Perhaps the defining feature of the second age of water is that we have treated water as being “ours” and considered any water which is not captured or used to be wasted or ‘lost’.

And worldwide we have mined “fossil” water collected in aquifers over thousands of years to create agricultural systems that have flourished for a few decades, but which are – literally – unsustainable. If we run out of almost any other substance, we can find a substitute, but there is no substitute for water.

The third age of water is the age which Gleick believes we are entering, and age in which we truly value water as the unique element around which all ecosystems are constructed. Some features of this age are:

  • Reduction of the amount of water that we use, domestically, industrially and agriculturally – but with no reduction in the utility we extract from the water.
  • Valuing potable water for the wonderful product that it is and using ‘grey’ water for many of the functions for which we currently use potable water.
  • Valuing the ecosystems within which all life exists, even to the point of giving rivers and ecosystems legal representation. Already, the US is removing dams to allow the slow re-building of natural water courses, and wetland restoration projects are underway world -wide.

I found the book by turns educational and inspiring.
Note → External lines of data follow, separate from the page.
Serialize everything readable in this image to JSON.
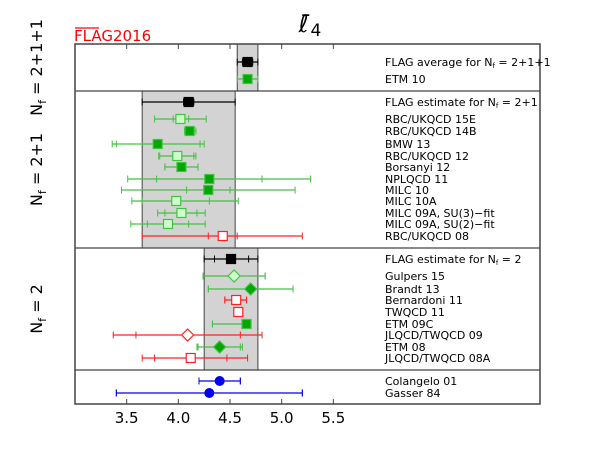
{
  "chart_data": {
    "type": "scatter",
    "title": "ℓ̄4",
    "title_main": "ℓ̄",
    "title_sub": "4",
    "watermark": {
      "bar_part": "FLAG",
      "rest": "2016"
    },
    "xlim": [
      3.0,
      7.5
    ],
    "xticks": [
      3.5,
      4.0,
      4.5,
      5.0,
      5.5
    ],
    "xtick_labels": [
      "3.5",
      "4.0",
      "4.5",
      "5.0",
      "5.5"
    ],
    "colors": {
      "black": "#000000",
      "green": "#00a800",
      "lightgreen_fill": "#ccffcc",
      "green_bar": "#44c044",
      "red": "#ff2020",
      "blue": "#0000ee",
      "band": "#d3d3d3",
      "flag_red": "#ff0000"
    },
    "panels": [
      {
        "ylabel": {
          "main": "N",
          "sub": "f",
          "suffix": " = 2+1+1"
        },
        "band": [
          4.57,
          4.77
        ],
        "rows": [
          {
            "label": "FLAG average for N",
            "sub": "f",
            "suffix": " = 2+1+1",
            "value": 4.67,
            "stat": [
              4.62,
              4.72
            ],
            "tot": [
              4.57,
              4.77
            ],
            "marker": "square",
            "style": "black"
          },
          {
            "label": "ETM 10",
            "value": 4.67,
            "stat": [
              4.64,
              4.7
            ],
            "tot": [
              4.57,
              4.77
            ],
            "marker": "square",
            "style": "green-filled"
          }
        ]
      },
      {
        "ylabel": {
          "main": "N",
          "sub": "f",
          "suffix": " = 2+1"
        },
        "band": [
          3.65,
          4.55
        ],
        "rows": [
          {
            "label": "FLAG estimate for N",
            "sub": "f",
            "suffix": " = 2+1",
            "value": 4.1,
            "stat": [
              4.05,
              4.15
            ],
            "tot": [
              3.65,
              4.55
            ],
            "marker": "square",
            "style": "black"
          },
          {
            "label": "RBC/UKQCD 15E",
            "value": 4.02,
            "stat": [
              3.95,
              4.1
            ],
            "tot": [
              3.77,
              4.27
            ],
            "marker": "square",
            "style": "green-open"
          },
          {
            "label": "RBC/UKQCD 14B",
            "value": 4.11,
            "stat": [
              4.08,
              4.14
            ],
            "tot": [
              4.06,
              4.17
            ],
            "marker": "square",
            "style": "green-filled"
          },
          {
            "label": "BMW 13",
            "value": 3.8,
            "stat": [
              3.4,
              4.21
            ],
            "tot": [
              3.36,
              4.25
            ],
            "marker": "square",
            "style": "green-filled"
          },
          {
            "label": "RBC/UKQCD 12",
            "value": 3.99,
            "stat": [
              3.82,
              4.15
            ],
            "tot": [
              3.81,
              4.17
            ],
            "marker": "square",
            "style": "green-open"
          },
          {
            "label": "Borsanyi 12",
            "value": 4.03,
            "stat": [
              3.87,
              4.19
            ],
            "tot": [
              3.87,
              4.19
            ],
            "marker": "square",
            "style": "green-filled"
          },
          {
            "label": "NPLQCD 11",
            "value": 4.3,
            "stat": [
              3.79,
              4.81
            ],
            "tot": [
              3.51,
              5.28
            ],
            "marker": "square",
            "style": "green-filled"
          },
          {
            "label": "MILC 10",
            "value": 4.29,
            "stat": [
              4.08,
              4.5
            ],
            "tot": [
              3.45,
              5.13
            ],
            "marker": "square",
            "style": "green-filled"
          },
          {
            "label": "MILC 10A",
            "value": 3.98,
            "stat": [
              3.65,
              4.3
            ],
            "tot": [
              3.55,
              4.58
            ],
            "marker": "square",
            "style": "green-open"
          },
          {
            "label": "MILC 09A, SU(3)−fit",
            "value": 4.03,
            "stat": [
              3.87,
              4.18
            ],
            "tot": [
              3.8,
              4.26
            ],
            "marker": "square",
            "style": "green-open"
          },
          {
            "label": "MILC 09A, SU(2)−fit",
            "value": 3.9,
            "stat": [
              3.7,
              4.1
            ],
            "tot": [
              3.54,
              4.26
            ],
            "marker": "square",
            "style": "green-open"
          },
          {
            "label": "RBC/UKQCD 08",
            "value": 4.43,
            "stat": [
              4.29,
              4.57
            ],
            "tot": [
              3.65,
              5.2
            ],
            "marker": "square",
            "style": "red-open"
          }
        ]
      },
      {
        "ylabel": {
          "main": "N",
          "sub": "f",
          "suffix": " = 2"
        },
        "band": [
          4.25,
          4.77
        ],
        "rows": [
          {
            "label": "FLAG estimate for N",
            "sub": "f",
            "suffix": " = 2",
            "value": 4.51,
            "stat": [
              4.35,
              4.68
            ],
            "tot": [
              4.25,
              4.77
            ],
            "marker": "square",
            "style": "black"
          },
          {
            "label": "Gulpers 15",
            "value": 4.54,
            "stat": [
              4.24,
              4.84
            ],
            "tot": [
              4.24,
              4.84
            ],
            "marker": "diamond",
            "style": "green-open"
          },
          {
            "label": "Brandt 13",
            "value": 4.7,
            "stat": [
              4.29,
              5.11
            ],
            "tot": [
              4.29,
              5.11
            ],
            "marker": "diamond",
            "style": "green-filled"
          },
          {
            "label": "Bernardoni 11",
            "value": 4.56,
            "stat": [
              4.45,
              4.66
            ],
            "tot": [
              4.45,
              4.66
            ],
            "marker": "square",
            "style": "red-open"
          },
          {
            "label": "TWQCD 11",
            "value": 4.58,
            "stat": null,
            "tot": null,
            "marker": "square",
            "style": "red-open"
          },
          {
            "label": "ETM 09C",
            "value": 4.66,
            "stat": [
              4.33,
              4.69
            ],
            "tot": [
              4.33,
              4.69
            ],
            "marker": "square",
            "style": "green-filled"
          },
          {
            "label": "JLQCD/TWQCD 09",
            "value": 4.09,
            "stat": [
              3.59,
              4.6
            ],
            "tot": [
              3.37,
              4.81
            ],
            "marker": "diamond",
            "style": "red-open"
          },
          {
            "label": "ETM 08",
            "value": 4.4,
            "stat": [
              4.19,
              4.6
            ],
            "tot": [
              4.18,
              4.62
            ],
            "marker": "diamond",
            "style": "green-filled"
          },
          {
            "label": "JLQCD/TWQCD 08A",
            "value": 4.12,
            "stat": [
              3.77,
              4.47
            ],
            "tot": [
              3.65,
              4.67
            ],
            "marker": "square",
            "style": "red-open"
          }
        ]
      },
      {
        "ylabel": null,
        "band": null,
        "rows": [
          {
            "label": "Colangelo 01",
            "value": 4.4,
            "stat": [
              4.2,
              4.6
            ],
            "tot": [
              4.2,
              4.6
            ],
            "marker": "circle",
            "style": "blue"
          },
          {
            "label": "Gasser 84",
            "value": 4.3,
            "stat": [
              3.4,
              5.2
            ],
            "tot": [
              3.4,
              5.2
            ],
            "marker": "circle",
            "style": "blue"
          }
        ]
      }
    ]
  }
}
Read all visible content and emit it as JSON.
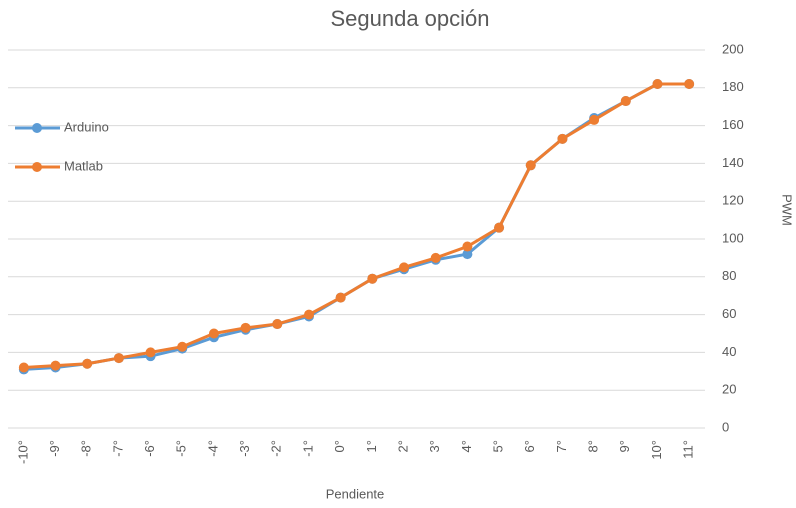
{
  "chart_data": {
    "type": "line",
    "title": "Segunda opción",
    "x_label": "Pendiente",
    "y_label": "PWM",
    "categories": [
      "-10°",
      "-9°",
      "-8°",
      "-7°",
      "-6°",
      "-5°",
      "-4°",
      "-3°",
      "-2°",
      "-1°",
      "0°",
      "1°",
      "2°",
      "3°",
      "4°",
      "5°",
      "6°",
      "7°",
      "8°",
      "9°",
      "10°",
      "11°"
    ],
    "series": [
      {
        "name": "Arduino",
        "color": "#5b9bd5",
        "values": [
          31,
          32,
          34,
          37,
          38,
          42,
          48,
          52,
          55,
          59,
          69,
          79,
          84,
          89,
          92,
          106,
          139,
          153,
          164,
          173,
          182,
          182
        ]
      },
      {
        "name": "Matlab",
        "color": "#ed7d31",
        "values": [
          32,
          33,
          34,
          37,
          40,
          43,
          50,
          53,
          55,
          60,
          69,
          79,
          85,
          90,
          96,
          106,
          139,
          153,
          163,
          173,
          182,
          182
        ]
      }
    ],
    "ylim": [
      0,
      200
    ],
    "yticks": [
      0,
      20,
      40,
      60,
      80,
      100,
      120,
      140,
      160,
      180,
      200
    ],
    "y_axis_side": "right",
    "grid": true,
    "legend": "left"
  }
}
Although hearing of the phenomenal degradation left over from the second age of water, I feel that we have now universally accepted that it’s generally a bad thing when rivers catch fire. [Note added: Randy Newman wrote a song about one of the better known river fires]

As I was reading the book reports were unfolding of the appalling behaviour of Thames Water, the company that supplies my own water. And I was reminded that water is still of fundamental importance and that as in the civilisations of Early Mesopotamia, kingdoms could fail if water was not well-managed.

Water & Dust 

As regular readers will know, I am personally immersed in issues around our Climate Crisis. And I try to avoid becoming too involved in our other ongoing ecological crises – things can get very depressing! But together these books have raised my consciousness without getting me down too much. The Three Ages of Water in particular sets out a very positive and achievable agenda for change.